March start-up planned for 'gray' chassis pool in LA/Long Beach
Flexi-Van executive says "misplaced" chassis have aggravated congestion.
Companies forming a gray chassis pool in the Ports of Los Angeles and Long Beach are planning a March 1 launch date.
Phil Connors, executive vice president of Flexi-Van Leasing, told members of the American Apparel and Footwear Association on Wednesday that the companies that contribute chassis to one of several chassis pools in the Southern California region such as Flexi-Van, TRAC Intermodal, Direct ChassisLink and other companies like China Shipping will begin exchanging information with each other next week about the approximately 80,000 chassis that will be in a so-called “pool of pools.”
Then starting March 1, drayage companies that lease a chassis from one pool such as Los Angeles Basin Pool, which Flexi-Van manages, can return chassis to marine terminals that formerly accepted only Grand Alliance Chassis Pool equipment, for example.
Connors said companies will be able to lease or return chassis at a wide variety of locations at both container terminals in the port as well as railroad terminals.

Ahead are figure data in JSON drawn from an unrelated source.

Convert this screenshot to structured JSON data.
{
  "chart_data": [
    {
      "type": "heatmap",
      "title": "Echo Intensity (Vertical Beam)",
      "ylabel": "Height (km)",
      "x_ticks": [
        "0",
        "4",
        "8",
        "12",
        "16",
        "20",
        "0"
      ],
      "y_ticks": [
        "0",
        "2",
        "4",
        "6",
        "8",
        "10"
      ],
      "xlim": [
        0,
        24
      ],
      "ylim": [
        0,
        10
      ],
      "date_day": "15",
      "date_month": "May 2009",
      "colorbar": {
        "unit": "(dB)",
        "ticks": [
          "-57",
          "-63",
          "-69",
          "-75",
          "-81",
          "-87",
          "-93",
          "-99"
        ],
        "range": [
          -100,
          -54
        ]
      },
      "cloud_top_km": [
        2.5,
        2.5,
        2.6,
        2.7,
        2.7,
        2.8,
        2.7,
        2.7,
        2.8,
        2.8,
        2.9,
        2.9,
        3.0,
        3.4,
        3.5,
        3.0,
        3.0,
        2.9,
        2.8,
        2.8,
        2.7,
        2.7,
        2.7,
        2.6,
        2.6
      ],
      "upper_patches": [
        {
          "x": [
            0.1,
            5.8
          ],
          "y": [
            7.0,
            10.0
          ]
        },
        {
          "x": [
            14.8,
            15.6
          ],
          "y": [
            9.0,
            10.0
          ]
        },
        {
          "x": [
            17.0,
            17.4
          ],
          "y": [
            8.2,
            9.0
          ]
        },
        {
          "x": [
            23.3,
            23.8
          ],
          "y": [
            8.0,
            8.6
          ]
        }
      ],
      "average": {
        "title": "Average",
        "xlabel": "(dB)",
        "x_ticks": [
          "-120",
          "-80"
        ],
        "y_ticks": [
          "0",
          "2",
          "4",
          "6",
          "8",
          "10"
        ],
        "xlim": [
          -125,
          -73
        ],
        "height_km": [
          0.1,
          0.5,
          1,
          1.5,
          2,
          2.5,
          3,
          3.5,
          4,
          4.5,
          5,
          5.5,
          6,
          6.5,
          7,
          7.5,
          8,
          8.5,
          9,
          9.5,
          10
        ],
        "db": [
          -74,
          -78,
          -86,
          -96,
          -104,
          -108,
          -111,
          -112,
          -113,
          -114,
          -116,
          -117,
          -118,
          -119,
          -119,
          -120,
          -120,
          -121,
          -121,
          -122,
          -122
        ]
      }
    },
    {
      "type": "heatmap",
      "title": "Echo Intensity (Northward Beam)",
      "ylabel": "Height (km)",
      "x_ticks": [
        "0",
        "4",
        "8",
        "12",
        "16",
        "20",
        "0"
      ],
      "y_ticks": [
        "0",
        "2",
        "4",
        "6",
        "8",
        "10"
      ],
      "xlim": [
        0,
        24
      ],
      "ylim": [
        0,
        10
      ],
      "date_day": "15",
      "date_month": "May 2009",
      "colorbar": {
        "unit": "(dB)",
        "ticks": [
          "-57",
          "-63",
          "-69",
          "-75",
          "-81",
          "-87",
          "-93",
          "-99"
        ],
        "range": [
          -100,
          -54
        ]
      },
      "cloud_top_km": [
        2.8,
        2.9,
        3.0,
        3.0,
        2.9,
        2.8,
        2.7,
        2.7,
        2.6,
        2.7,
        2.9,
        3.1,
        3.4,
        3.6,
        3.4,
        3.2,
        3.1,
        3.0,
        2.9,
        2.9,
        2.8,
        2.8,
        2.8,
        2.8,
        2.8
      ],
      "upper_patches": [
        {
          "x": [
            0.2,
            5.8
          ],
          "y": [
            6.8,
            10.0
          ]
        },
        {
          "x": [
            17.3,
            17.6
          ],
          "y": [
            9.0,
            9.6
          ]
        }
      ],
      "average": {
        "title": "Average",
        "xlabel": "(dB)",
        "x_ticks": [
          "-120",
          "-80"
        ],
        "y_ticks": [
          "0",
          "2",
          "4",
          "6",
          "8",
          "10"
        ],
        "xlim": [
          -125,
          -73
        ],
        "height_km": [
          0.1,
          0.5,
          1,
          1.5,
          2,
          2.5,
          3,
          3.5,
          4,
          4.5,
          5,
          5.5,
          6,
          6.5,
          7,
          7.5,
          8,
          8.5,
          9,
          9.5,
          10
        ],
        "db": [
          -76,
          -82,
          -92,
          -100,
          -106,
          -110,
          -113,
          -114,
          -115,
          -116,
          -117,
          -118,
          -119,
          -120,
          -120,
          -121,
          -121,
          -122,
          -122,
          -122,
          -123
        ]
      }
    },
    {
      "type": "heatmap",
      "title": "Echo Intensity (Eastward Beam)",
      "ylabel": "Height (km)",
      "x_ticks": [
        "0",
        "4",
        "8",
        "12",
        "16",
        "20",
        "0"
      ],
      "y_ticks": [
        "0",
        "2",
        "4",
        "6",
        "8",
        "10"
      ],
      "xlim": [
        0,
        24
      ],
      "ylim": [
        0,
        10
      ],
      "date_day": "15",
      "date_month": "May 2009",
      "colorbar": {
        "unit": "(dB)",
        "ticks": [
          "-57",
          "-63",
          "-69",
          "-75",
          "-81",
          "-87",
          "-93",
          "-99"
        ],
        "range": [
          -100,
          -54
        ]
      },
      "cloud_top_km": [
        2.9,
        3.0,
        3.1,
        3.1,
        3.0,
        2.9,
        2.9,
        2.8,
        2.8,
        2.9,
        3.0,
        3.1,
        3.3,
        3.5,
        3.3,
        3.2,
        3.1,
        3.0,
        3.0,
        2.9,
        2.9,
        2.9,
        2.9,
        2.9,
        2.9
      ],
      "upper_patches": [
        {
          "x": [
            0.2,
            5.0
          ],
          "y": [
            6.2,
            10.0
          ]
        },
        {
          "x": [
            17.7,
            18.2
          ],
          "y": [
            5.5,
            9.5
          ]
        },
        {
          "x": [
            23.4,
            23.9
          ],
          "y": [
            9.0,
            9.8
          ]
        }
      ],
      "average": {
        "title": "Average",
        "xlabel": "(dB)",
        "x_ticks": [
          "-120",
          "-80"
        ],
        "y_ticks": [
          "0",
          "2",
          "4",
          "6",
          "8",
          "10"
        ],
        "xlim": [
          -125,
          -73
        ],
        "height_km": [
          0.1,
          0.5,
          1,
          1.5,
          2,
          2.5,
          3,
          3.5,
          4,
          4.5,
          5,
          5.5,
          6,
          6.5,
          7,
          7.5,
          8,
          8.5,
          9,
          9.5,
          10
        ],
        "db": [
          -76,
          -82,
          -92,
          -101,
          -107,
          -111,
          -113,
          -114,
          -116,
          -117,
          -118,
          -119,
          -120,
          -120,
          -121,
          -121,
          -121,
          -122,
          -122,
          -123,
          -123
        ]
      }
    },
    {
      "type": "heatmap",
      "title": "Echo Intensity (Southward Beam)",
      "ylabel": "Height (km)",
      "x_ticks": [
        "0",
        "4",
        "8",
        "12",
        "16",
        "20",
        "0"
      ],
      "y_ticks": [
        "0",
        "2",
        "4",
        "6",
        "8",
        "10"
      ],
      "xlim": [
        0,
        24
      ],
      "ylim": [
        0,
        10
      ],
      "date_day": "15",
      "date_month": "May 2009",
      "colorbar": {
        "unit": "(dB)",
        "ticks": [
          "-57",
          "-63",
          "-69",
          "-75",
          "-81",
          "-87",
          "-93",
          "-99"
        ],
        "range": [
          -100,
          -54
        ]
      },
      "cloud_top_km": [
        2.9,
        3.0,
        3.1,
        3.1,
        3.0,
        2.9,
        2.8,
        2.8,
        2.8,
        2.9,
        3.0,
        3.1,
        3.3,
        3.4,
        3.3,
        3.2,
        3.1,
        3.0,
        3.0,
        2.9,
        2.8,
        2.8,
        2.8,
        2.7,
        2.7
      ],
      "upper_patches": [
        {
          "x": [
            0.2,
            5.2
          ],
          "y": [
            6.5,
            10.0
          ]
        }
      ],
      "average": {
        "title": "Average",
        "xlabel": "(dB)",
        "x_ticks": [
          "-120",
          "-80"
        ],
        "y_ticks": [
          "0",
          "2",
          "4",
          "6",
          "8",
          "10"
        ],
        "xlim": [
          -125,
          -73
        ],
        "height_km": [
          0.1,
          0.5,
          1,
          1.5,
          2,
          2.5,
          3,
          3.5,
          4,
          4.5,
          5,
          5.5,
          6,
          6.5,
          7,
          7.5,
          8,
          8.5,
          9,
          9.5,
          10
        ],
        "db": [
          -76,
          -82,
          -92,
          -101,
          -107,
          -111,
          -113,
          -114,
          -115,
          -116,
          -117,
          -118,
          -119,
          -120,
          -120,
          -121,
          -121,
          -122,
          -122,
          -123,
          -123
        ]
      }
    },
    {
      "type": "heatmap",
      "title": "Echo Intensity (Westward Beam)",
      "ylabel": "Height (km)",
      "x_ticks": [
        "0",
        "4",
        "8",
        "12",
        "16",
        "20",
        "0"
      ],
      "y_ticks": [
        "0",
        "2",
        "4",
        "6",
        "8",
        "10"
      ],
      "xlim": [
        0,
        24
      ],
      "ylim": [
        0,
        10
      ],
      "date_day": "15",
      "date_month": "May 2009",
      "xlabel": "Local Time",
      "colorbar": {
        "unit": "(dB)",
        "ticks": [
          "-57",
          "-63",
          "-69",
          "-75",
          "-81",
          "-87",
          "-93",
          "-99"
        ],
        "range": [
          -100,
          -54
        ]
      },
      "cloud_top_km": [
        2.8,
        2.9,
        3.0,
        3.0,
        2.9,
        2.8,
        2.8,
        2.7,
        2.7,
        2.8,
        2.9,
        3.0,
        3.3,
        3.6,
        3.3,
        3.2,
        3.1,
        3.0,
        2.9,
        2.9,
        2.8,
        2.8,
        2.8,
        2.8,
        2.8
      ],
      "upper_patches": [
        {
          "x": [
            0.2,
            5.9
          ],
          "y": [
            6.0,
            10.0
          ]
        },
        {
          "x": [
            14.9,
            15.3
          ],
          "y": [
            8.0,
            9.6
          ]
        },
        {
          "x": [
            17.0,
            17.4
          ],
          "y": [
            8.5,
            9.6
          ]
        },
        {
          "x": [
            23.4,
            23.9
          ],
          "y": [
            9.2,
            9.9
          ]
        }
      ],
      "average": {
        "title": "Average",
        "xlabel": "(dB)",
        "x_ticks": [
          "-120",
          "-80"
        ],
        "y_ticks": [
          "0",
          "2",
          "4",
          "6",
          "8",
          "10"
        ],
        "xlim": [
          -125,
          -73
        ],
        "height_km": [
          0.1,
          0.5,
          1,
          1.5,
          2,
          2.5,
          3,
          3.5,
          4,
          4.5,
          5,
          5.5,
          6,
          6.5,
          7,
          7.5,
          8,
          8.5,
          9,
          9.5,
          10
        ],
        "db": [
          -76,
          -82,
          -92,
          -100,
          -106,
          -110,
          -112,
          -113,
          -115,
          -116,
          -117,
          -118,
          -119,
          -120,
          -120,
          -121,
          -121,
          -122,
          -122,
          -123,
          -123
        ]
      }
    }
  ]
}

He believes congestion at ports such as Los Angeles and Long Beach, New York/New Jersey and Hampton Roads has resulted from a variety of “systemic” issues including larger ships, the large “dumps” of containers at marine terminals, alliances calling at different terminals, the lack of truck power to get chassis where they need to be and a lack of productivity at terminals.
Connors said that while many beneficial cargo owners and others said there was a shortage of chassis in Southern California, he believes there were enough, but they were misplaced, with many of them sitting in marine terminals.
He noted that the companies that were members of the LABP contributed over 3,000 chassis in a period of 6-8 weeks. “What we saw taking place, was on any given day in the fourth quarter of 2014 there were 5,800 in marine terminals that had not seen the light of day for 15 days or greater.” He said there were 3,000 containers in terminals for 15 to 59 days and 2,759 were in terminals for more than 60 days.
“That was the equivalent of 19.3 percent of the entire inventory chassis fleet. Why weren't they moving?” he asked.
While some were damaged, he said, for example, one terminal operator, which said it had 400 damaged or “out of service” chassis, had a total of 1,500 chassis that had not moved in 60 days.
“What’s happening here? I don’t have all the answers, but we saw more chassis went in, and productivity continued to dwindle, and good chassis got stacked with out-of-service chassis, and people said ‘give me more chassis, give me more chassis.’ That is not a sustainable process.
“If we don’t get a fundamental issue like that resolved, I hate to tell you ladies and gentlemen, you will see a repeat in 2015 of what you saw in 2014. There are fundamental issues that have to be tackled," Connors said.
He also said chassis were spending more time out on the street. In October 2014, for example, the on-street dwell time for chassis was 25 percent longer than it was in October 2013.
Earlier this week, the Pacific Maritime Association said it had reached a “tentative agreement was reached on the chassis topic” with the International Longshore and Warehouse Union during contract talks.
But despite the thousands of containers it has in the area, Connors said he did not know details of the agreement. “It’s interesting that people are at the negotiation table negotiating my assets,” said Connors.